As a second year teacher, but first year at my current school, there are still basic obstacles to overcome. Most experienced teachers will tell you that when you are at a new school to focus most of your energy towards your younger students, and less on the upperclassmen. Now, I am an extreme realist and understand this notion, but I also have a small bit of optimism in me at times. Taking this bit of optimism I worked with my varsity Parliamentary Procedure team, which consisted of four seniors, three sophomores, and one freshmen. Because of this mix in ages, I thought they would be a fairly easy group to coach and motivate, having various levels of experience that they could share with one another.

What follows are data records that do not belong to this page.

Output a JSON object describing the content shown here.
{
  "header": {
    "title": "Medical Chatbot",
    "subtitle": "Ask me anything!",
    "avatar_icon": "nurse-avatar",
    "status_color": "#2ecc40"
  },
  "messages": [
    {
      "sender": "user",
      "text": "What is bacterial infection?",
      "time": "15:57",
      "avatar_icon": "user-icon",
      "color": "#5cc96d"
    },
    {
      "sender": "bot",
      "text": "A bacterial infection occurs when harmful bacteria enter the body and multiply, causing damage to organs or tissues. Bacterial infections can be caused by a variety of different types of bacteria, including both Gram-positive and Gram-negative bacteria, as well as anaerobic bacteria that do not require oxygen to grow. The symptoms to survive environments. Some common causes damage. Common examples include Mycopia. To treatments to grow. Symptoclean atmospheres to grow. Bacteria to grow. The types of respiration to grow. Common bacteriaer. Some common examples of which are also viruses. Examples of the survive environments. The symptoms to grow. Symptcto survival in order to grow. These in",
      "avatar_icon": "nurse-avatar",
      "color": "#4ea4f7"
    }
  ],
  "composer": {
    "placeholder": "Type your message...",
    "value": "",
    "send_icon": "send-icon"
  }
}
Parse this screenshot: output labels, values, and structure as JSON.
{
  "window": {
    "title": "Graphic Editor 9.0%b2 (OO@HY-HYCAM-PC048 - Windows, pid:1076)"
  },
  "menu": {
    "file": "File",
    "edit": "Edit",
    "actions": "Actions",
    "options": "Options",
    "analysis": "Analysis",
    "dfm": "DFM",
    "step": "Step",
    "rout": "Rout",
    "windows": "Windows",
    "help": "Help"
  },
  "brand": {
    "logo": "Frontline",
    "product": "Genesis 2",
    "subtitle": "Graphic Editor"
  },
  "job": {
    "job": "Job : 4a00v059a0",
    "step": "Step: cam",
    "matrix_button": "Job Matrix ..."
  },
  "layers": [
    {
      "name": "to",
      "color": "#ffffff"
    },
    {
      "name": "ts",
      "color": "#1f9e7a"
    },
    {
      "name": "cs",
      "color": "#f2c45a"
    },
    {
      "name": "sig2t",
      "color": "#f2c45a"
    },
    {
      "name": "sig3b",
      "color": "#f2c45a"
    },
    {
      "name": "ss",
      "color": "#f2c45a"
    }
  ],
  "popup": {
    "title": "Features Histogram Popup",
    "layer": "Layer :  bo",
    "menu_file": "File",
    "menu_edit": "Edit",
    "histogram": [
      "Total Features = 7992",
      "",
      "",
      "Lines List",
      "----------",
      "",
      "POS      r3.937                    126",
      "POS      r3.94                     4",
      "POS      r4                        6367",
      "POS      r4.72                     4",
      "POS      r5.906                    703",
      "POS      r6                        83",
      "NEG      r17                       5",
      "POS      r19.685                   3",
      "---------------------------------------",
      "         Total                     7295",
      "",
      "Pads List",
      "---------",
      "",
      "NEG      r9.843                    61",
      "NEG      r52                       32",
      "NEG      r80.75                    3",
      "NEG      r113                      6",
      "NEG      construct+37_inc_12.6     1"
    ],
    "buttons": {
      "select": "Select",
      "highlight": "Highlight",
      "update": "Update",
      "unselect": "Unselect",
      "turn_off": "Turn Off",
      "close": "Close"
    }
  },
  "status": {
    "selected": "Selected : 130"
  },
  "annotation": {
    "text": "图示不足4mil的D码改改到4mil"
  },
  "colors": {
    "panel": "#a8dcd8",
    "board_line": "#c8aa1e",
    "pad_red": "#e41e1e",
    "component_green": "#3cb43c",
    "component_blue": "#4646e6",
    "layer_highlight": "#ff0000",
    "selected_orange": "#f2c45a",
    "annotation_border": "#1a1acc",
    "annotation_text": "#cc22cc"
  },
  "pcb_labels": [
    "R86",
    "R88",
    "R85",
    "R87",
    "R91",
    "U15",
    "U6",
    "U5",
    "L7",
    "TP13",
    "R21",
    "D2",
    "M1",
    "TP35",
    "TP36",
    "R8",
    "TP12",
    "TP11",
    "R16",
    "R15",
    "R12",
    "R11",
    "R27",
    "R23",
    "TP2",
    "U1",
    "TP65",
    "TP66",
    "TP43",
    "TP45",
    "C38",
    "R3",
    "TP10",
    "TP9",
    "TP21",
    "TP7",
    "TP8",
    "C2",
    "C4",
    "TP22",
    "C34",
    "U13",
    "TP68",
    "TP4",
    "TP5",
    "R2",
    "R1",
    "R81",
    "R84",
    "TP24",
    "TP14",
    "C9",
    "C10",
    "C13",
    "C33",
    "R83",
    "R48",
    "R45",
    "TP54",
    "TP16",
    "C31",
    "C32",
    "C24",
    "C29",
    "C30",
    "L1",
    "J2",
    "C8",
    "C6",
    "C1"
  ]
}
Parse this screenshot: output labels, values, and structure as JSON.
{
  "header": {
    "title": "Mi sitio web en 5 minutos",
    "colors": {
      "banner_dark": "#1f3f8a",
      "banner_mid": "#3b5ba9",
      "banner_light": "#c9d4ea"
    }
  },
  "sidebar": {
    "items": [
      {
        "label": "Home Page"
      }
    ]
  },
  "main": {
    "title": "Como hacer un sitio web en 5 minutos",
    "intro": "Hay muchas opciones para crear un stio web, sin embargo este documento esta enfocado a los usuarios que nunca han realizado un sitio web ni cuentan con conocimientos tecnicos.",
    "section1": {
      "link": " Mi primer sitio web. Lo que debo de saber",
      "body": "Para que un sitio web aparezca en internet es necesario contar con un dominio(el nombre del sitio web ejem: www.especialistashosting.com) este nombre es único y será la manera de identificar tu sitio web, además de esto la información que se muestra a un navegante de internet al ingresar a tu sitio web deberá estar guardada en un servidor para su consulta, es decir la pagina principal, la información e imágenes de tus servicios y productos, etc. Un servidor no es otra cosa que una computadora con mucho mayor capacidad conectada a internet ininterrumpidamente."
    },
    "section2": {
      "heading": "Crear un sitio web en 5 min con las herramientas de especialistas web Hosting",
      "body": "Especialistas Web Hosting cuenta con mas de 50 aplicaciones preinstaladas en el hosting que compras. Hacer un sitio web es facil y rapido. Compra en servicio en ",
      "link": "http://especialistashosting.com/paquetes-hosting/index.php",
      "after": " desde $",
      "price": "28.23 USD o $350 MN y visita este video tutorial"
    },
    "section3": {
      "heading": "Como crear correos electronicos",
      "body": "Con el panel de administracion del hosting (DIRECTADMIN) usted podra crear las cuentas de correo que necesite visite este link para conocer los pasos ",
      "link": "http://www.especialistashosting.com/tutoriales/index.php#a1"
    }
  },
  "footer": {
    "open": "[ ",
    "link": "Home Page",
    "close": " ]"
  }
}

Outside of some limited class time work on Parli Pro, I had scheduled four other practices before school to get this varied group of students into a groove with one another. When the first practice rolled around only four out of eight students showed up. At the second practice six students showed up. And for the third only two showed up and the fourth got canceled due to their lack of motivation.
At this point, lets say I was a little bit more than upset with this team, because I also had to find a replacement for a student who quit the team the night before contest. That same day I had found out from members on my JV team that the upperclassmen on varsity had told the younger members to not show for practice because they didn't want to practice. In this particular week I had a lot of things going on outside of my FFA responsibilities, and only briefly addressed this situation to the team. When contest rolled around, needless to say, they didn't do the greatest. I wasn't upset in the least to, be honest. I figure, if they want to do well, they'll show, if not, they won't.
Reading this, I guess the question I am raising in telling this story is, where do you give up that tiny bit of optimism and put it to use somewhere else? And for that matter, once you begin the cycle of letting go of that optimism towards a certain group of students, are you ever going to stop? Isn't it my responsibility as an educator to help every student learn and have opportunities at experiences that will help them later in life and broaden their horizons? Or do I only focus my energy on those kids who already have the motivation to do this things on their own, because it's not as exhausting or poor use of my time?
After reviewing what I have already written, I know these are loaded questions, and that each situation is different and circumstantial for everyone. So how do you go about finding how you'll handle these situations without making crucial and/or repetitive mistakes?